## Q. 3.14

Converging–Diverging Nozzle Flow

Consider ideal gas flow in a converging-diverging nozzle ($\rm A_{throat} =10\, cm^2$ and $\rm A_{exit} =40\, cm^2$), fed by a reservoir ($\rm T_0$ =20°C, $\rm p_0$ = 500 kPa absolute). Determine the nozzle exit pressures such that M=1 in $\rm A_{throat} ≡ A^*$ . Specifically, a varying receiver pressure, $\rm p_r$, can produce different mass flow rates and throat conditions (see Sketch)

Sketch:

Note: Receiver (or back) pressure pr can be regulated via a valve and vacuum pump

## Verified Solution

Clearly, when $\rm p_r = p_0$ (see Curve A), no flow can occur. If $\rm p_r$ is slightly lower than $\rm p_0$, subsonic flow occurs (see Curve B). Lowering $\rm p_r$ further results in a pressure distribution $\rm p(x)/p_0$ (see Curve C) where M = 1 in the throat. Now, a second particular $\rm p_r$ – value generates again subsonic flow with M = 1 in the throat, i.e., Curve D, because there are two solutions to Eq. (3.57) for $\rm M_{exit}$ or for that matter to Eq. (3.62).
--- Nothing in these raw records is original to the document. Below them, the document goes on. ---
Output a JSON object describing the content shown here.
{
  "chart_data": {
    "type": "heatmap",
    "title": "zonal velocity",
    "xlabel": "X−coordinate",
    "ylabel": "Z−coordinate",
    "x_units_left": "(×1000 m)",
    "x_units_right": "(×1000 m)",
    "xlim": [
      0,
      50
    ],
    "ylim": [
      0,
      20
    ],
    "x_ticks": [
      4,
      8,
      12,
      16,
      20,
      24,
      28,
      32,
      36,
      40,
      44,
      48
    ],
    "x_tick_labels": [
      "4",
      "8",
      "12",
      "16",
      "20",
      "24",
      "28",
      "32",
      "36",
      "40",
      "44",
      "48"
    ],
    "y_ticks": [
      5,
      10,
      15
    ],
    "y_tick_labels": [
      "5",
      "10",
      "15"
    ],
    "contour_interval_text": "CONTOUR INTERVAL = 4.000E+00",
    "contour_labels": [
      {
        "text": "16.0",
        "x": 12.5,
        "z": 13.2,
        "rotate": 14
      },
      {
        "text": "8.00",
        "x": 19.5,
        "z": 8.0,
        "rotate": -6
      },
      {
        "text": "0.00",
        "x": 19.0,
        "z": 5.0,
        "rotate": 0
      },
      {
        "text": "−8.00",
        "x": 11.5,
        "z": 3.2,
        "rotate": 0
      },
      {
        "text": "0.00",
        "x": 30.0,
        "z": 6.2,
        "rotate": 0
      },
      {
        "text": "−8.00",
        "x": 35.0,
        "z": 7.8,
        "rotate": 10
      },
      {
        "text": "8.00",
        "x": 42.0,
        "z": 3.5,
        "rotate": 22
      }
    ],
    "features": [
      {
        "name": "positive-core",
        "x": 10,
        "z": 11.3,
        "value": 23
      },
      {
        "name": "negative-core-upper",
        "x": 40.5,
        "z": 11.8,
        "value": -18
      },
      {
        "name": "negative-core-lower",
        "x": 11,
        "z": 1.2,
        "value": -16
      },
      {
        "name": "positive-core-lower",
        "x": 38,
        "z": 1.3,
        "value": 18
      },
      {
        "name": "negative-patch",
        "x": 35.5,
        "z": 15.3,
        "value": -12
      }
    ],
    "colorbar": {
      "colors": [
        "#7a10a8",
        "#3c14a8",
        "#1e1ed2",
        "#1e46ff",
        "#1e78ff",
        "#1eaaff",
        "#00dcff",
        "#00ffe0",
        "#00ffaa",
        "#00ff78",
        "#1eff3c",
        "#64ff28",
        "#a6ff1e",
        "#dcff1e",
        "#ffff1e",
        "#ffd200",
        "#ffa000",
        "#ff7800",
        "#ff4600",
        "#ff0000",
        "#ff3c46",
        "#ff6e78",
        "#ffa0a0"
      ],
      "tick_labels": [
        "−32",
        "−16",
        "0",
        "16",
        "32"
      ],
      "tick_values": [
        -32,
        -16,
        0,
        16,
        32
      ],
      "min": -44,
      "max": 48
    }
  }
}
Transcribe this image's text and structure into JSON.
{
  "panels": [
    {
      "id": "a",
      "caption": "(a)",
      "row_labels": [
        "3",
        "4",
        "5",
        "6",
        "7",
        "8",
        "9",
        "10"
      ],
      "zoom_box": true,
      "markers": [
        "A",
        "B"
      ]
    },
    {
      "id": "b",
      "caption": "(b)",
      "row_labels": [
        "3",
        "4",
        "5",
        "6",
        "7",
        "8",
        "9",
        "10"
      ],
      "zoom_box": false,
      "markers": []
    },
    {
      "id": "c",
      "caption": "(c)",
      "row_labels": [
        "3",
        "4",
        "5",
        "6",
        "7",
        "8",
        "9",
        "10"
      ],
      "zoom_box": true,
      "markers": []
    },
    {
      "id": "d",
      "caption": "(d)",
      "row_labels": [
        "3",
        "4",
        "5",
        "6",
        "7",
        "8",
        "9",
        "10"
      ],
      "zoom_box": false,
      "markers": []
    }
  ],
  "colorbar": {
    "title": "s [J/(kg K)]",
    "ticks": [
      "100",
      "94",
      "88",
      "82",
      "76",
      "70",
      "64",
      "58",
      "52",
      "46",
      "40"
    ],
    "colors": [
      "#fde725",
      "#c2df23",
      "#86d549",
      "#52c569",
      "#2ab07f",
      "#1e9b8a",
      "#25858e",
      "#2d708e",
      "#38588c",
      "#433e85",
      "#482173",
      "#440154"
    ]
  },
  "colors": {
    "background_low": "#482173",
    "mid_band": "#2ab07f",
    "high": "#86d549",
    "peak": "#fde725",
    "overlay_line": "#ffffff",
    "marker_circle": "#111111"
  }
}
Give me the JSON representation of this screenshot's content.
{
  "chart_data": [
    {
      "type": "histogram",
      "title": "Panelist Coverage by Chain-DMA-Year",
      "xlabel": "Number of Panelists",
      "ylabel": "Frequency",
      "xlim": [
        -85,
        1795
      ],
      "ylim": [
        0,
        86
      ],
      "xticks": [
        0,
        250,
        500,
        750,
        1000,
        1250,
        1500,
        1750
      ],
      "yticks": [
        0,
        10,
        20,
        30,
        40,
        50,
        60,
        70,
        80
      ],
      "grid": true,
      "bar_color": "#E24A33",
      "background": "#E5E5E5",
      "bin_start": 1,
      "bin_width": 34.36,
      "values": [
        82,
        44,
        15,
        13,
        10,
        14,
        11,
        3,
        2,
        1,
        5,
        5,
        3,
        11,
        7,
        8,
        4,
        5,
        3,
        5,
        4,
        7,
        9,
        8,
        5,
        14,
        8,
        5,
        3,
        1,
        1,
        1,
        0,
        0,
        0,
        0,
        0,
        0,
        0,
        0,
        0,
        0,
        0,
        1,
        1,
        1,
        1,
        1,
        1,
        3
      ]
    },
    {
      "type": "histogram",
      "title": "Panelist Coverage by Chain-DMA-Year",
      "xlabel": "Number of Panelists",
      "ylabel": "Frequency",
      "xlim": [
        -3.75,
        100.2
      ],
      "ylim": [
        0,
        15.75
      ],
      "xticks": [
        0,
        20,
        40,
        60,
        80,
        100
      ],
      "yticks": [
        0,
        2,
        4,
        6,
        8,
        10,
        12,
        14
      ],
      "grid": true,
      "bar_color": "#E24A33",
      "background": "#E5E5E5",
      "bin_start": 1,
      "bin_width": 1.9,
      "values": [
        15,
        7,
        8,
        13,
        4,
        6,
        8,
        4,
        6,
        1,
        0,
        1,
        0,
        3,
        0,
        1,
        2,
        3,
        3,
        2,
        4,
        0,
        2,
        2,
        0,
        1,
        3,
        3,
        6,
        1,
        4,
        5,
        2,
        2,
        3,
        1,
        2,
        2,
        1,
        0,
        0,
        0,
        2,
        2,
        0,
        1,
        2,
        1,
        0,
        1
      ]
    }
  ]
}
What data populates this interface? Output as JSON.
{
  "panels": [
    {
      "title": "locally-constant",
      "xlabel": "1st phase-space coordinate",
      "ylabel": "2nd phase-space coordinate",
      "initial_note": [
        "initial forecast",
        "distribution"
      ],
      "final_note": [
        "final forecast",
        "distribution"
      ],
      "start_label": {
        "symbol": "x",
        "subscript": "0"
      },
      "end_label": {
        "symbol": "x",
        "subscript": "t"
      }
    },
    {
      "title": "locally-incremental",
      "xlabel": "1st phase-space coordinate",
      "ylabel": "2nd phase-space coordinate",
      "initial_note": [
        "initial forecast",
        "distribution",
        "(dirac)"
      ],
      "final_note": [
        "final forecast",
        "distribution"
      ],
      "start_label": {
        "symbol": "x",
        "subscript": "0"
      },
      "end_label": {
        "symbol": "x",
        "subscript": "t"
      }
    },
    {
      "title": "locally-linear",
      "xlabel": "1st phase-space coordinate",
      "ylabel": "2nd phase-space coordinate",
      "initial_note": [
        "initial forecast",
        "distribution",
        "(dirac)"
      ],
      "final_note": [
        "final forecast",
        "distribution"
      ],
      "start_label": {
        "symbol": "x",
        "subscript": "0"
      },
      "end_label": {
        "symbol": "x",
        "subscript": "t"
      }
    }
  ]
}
$\rm\frac{p_0}{p} =\left\lgroup1+\frac{k-1}{2}M^2 \right\rgroup ^{\frac{k}{k-1} }$                                (3.57)

$\rm\frac{A^*}{A} =M\left[\frac{k+1}{2+(k-1)M^2} \right] ^{\frac{k+1}{2(1-k)} }$                              (3.62)

Given $\rm A_{exit} / A_{throat} ≡ A / A^*= 40 /10 =4$ and using Eq. (3.62), two $\rm M_e$ – values can be obtained via trial-and-error, i.e., $\rm M_e ≈ 0.147$  and $\rm M_e ≈ 2.94$ . Employing Eq. (3.57), the corresponding exit pressures are

$\rm p_e\equiv p_r\hat =p_c=0.985p_0~\text{and}~p_D=0.0298p_0$

or with $\rm p_0$ = 500 kPa

$\rm p_c=492.5\,kPa~\text{and}~p_D=15\,kPa$

Graph:

• To generate Curve C, the pressure drop is only $\rm p_0 − p_c$ =7.5 kPa
• The associated exit temperature conditions are $\rm T_c$ =292 K and $\rm T_D$ = 107 K
$\rm v_c=M_c\sqrt{kRT_c}=50\,m/s$
$\rm v_D=M_D\sqrt{kRT_D}=610\,m/s$
• Any outlet pressure in the range of $\rm p_c < p_r < p_D$ , generating pressure distributions $\rm p(x)/p_0$ between Curves C and D, produce shock waves inside or outside the diverging part of the nozzle and the flow is generally non-isentropic.